Minimum degree of polynomial time NP complete problem algorithm

[Sandor]

So no one is quite sure that P != NP, although they tend to favor that relation. But I was curious, has anyone proved a minimum degree order to any algorithm that solves NP complete problems in polynomial time? In other words, they don't know if it can be done in polynomial time, but do they know that it cannot be done in, say, quadratic time, and requires at least cubic time, or in cubic time and requires at least quartic time, or maybe they know that it is at least of order n^6? Maybe something kookier like n^3*(ln(n))^3?

 

[fresh_42]

So no one is quite sure that P != NP, although they tend to favor that relation. But I was curious, has anyone proved a minimum degree order to any algorithm that solves NP complete problems in polynomial time?

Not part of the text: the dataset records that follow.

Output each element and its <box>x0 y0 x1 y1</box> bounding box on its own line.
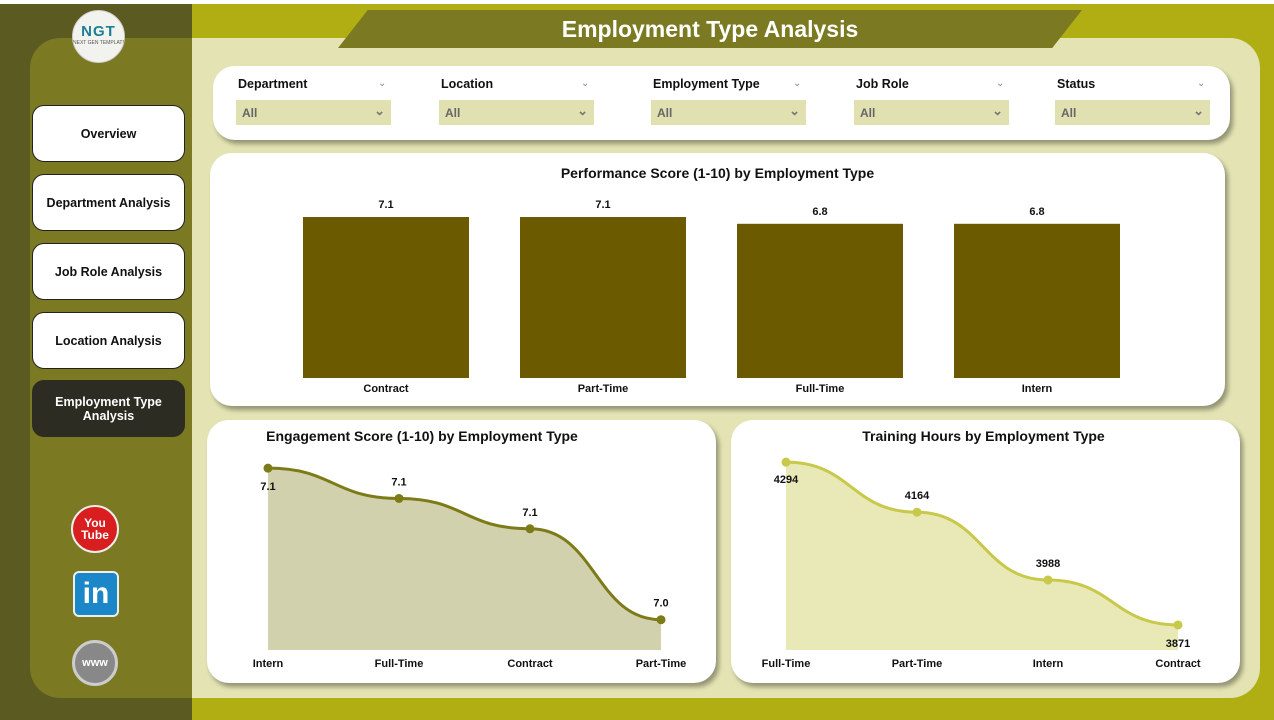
filter-job-role-label: Job Role <box>856 77 909 91</box>
filter-location-dropdown[interactable]: All ⌄ <box>439 100 594 125</box>
filter-location-value: All <box>445 106 461 120</box>
filter-department-dropdown[interactable]: All ⌄ <box>236 100 391 125</box>
filter-department-label: Department <box>238 77 308 91</box>
nav-overview[interactable]: Overview <box>32 105 185 162</box>
logo-text: NGT <box>81 23 116 40</box>
filter-department-collapse-chevron-icon[interactable]: ⌄ <box>378 78 387 89</box>
youtube-icon[interactable]: You Tube <box>71 505 119 553</box>
engagement-chart-title: Engagement Score (1-10) by Employment Ty… <box>266 428 578 444</box>
chevron-down-icon: ⌄ <box>374 103 385 118</box>
training-chart-card <box>731 420 1240 683</box>
title-banner <box>338 10 1082 48</box>
filter-employment-type-value: All <box>657 106 673 120</box>
chevron-down-icon: ⌄ <box>577 103 588 118</box>
linkedin-icon[interactable]: in <box>73 571 119 617</box>
filter-employment-type-label: Employment Type <box>653 77 760 91</box>
filter-status-collapse-chevron-icon[interactable]: ⌄ <box>1197 78 1206 89</box>
filter-job-role-value: All <box>860 106 876 120</box>
logo-subtitle: NEXT GEN TEMPLATES <box>73 40 125 46</box>
performance-chart-card <box>210 153 1225 406</box>
chevron-down-icon: ⌄ <box>1193 103 1204 118</box>
filter-job-role-collapse-chevron-icon[interactable]: ⌄ <box>996 78 1005 89</box>
nav-employment-type-analysis[interactable]: Employment Type Analysis <box>32 380 185 437</box>
page-title: Employment Type Analysis <box>561 16 859 42</box>
training-chart-title: Training Hours by Employment Type <box>862 428 1105 444</box>
filter-location-collapse-chevron-icon[interactable]: ⌄ <box>581 78 590 89</box>
website-globe-icon[interactable]: www <box>72 640 118 686</box>
performance-chart-title: Performance Score (1-10) by Employment T… <box>560 165 875 181</box>
logo: NGT NEXT GEN TEMPLATES <box>72 10 125 63</box>
filter-department-value: All <box>242 106 258 120</box>
chevron-down-icon: ⌄ <box>789 103 800 118</box>
top-border <box>0 0 1274 4</box>
filter-job-role-dropdown[interactable]: All ⌄ <box>854 100 1009 125</box>
engagement-chart-card <box>207 420 716 683</box>
nav-location-analysis[interactable]: Location Analysis <box>32 312 185 369</box>
filter-status-label: Status <box>1057 77 1096 91</box>
filter-location-label: Location <box>441 77 494 91</box>
filter-status-dropdown[interactable]: All ⌄ <box>1055 100 1210 125</box>
filter-status-value: All <box>1061 106 1077 120</box>
nav-job-role-analysis[interactable]: Job Role Analysis <box>32 243 185 300</box>
filter-employment-type-dropdown[interactable]: All ⌄ <box>651 100 806 125</box>
chevron-down-icon: ⌄ <box>992 103 1003 118</box>
filter-employment-type-collapse-chevron-icon[interactable]: ⌄ <box>793 78 802 89</box>
nav-department-analysis[interactable]: Department Analysis <box>32 174 185 231</box>
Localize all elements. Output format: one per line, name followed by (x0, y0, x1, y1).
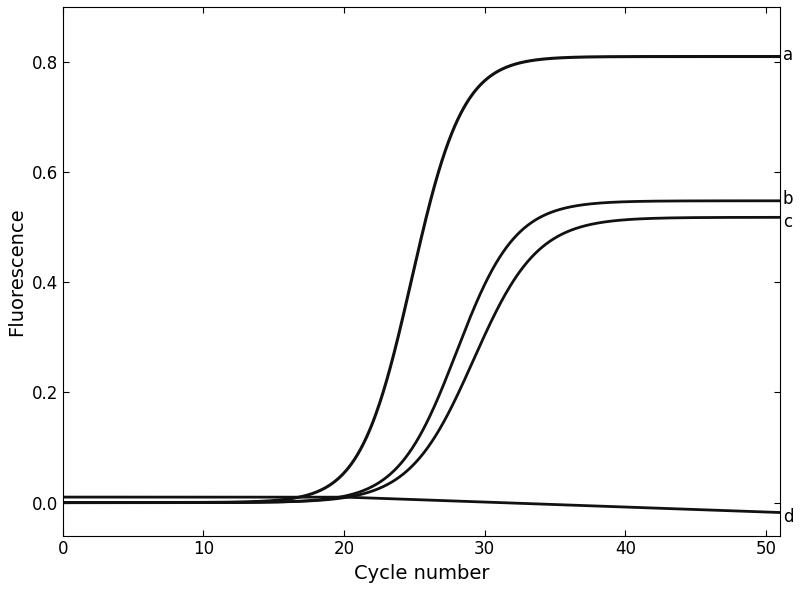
Text: b: b (783, 189, 794, 208)
Y-axis label: Fluorescence: Fluorescence (7, 207, 26, 336)
Text: d: d (783, 508, 794, 526)
Text: a: a (783, 47, 793, 64)
X-axis label: Cycle number: Cycle number (354, 564, 489, 583)
Text: c: c (783, 213, 792, 231)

It is generally harder to prove lower bounds, as one has to prove that something is impossible, rather than showing a smart algorithm. However, polynomial lower bounds are trivial. Every input character is needed in at least one calculation step, or otherwise is not necessary. This means we have at least $O(n)$ calculations.

In other words, they don't know if it can be done in polynomial time, but do they know that it cannot be done in, say, quadratic time, and requires at least cubic time, or in cubic time and requires at least quartic time, or maybe they know that it is at least of order n^6? Maybe something kookier like n^3*(ln(n))^3?

Depends on the problem. We have a trivial lower bound $O(n)$ and usually an exponential upper bound for NP problems, also trivial, as we simply can check all (exponentially many) possible answers.